My wife and I met the CPA at her office late Friday afternoon. The night before, I have gone through all my documents for House #1, and packaged them into a large folder. The meeting lasted for almost two hours. I showed her all the receipts I kept on the house for repairs and whatnot. I also gave her a copy of the spreadsheet I use to track my mileage for the business. She said if it is a good idea to run weekly/monthly backups on my mileage spreadsheet, since it is in electronic form. This way, if we ever get audited, it better proves an historical reference. She says if I only have the one copy and no backup, the IRS can (and will!) say I conjured the whole thing up the night before the audit. Good point, I suppose. Lucky for me, I have made a few backups of my entire hard drive directory where I keep all my electronic files of the business. I then gave her the original closing statement, the refi closing statement, and document after document regarding the House #1. She made a copy of everything, and then asked me if I have paid the insurance for the property. For some reason, I completely forgot all about the insurance document. There were a few more receipts and papers I needed to get on top of the proof of insurance form, so I'll get that to her at a later date. All-in-all the meeting went well, and both of us came away satisfied that we had a good professional CPA on our team.

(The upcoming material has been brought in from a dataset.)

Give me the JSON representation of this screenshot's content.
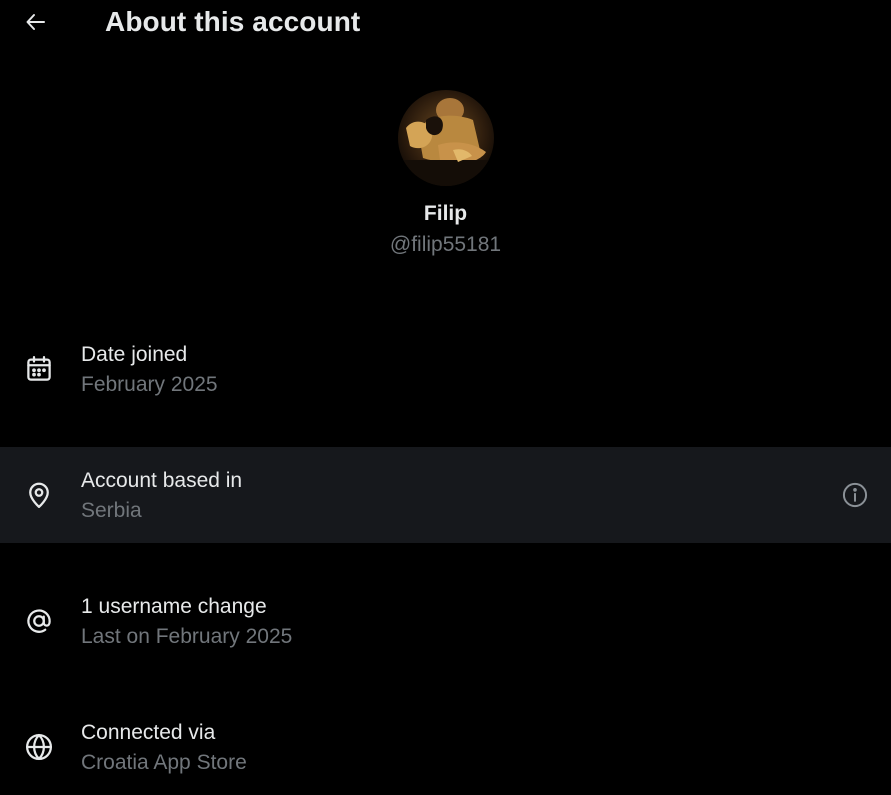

I did bring up the fact about creating an entity and the CPA seemed a little hesitant about creating one right now. She said in order to get everything under the new entity, I would first have to go through my insurance agent and lender to make sure they were okay with the transfer (which I knew already). She said for this one property, I could still do it, but it may be a little overkill right now. She also mentioned that it could even hurt me financially to transfer things over to the business right now (ie, taxes, new loan rates, and some other issues), but she would check into it and get back to me. So for now, I am still managing the business under the guise of a sole proprietor.

She also mentioned that it would be a good idea to establish a firm basis in our house to be used for business pruposes only. We told her we bought some equipment for business use, and work out of boxes mainly right now. She siggested getting a desk and filing cabinets for the business and writing them and the physical area (and all it entails: utilities, phone, internet) as a business tax write-off. This is something else we need to do.

One big to-do scratched off the list. :-)

4 comments:

Anonymous said...

Steve,

CPA sounds very good. The Business-use-of home is very helpful when you are a sole proprietor and use sch C on income taxes.I am a part time tax pro and full time REI.

Kristine

Steve said...

Thanks Kristine. In all the books I read, they say to spend the extra $$$ to have professionals do the work that (1) you aren't as knowledgeable at, and (2) will free up your time to do more important stuff. I definately realize it with the CPA. I'd be here til next year trying to figure all the tax stuff out. I really don't know how your people do it!

Trisha#1 said...

Well, I TRIED last year to do it myself with Turbo Tax. After I got done, I was pretty sure I'd botched it, so I took everything to an accountant. He found additional deductions that more than paid for his own services, plus a trip to Cancun!

Steve said...

Thanks for the post, Eric. Your structure sounds a little complex, but having read how others do it, it may be the way to go. I've heard it all really depends on several factors: your state, your intentions, your current snapshot, etc. From extensive reading, it sounds like most seasoned REI's have an LLC as the asset owner and is also the beneficiary of a land trust to which the asset transferred. They also set up a seperate S-corp for property management purposes, and shield individual assets with an umbrella coverage. I'll probably speak with a highly-qualified RE attorney soon, who can better give me direction - especially, once I start getting more properties. A definate "to-do" item.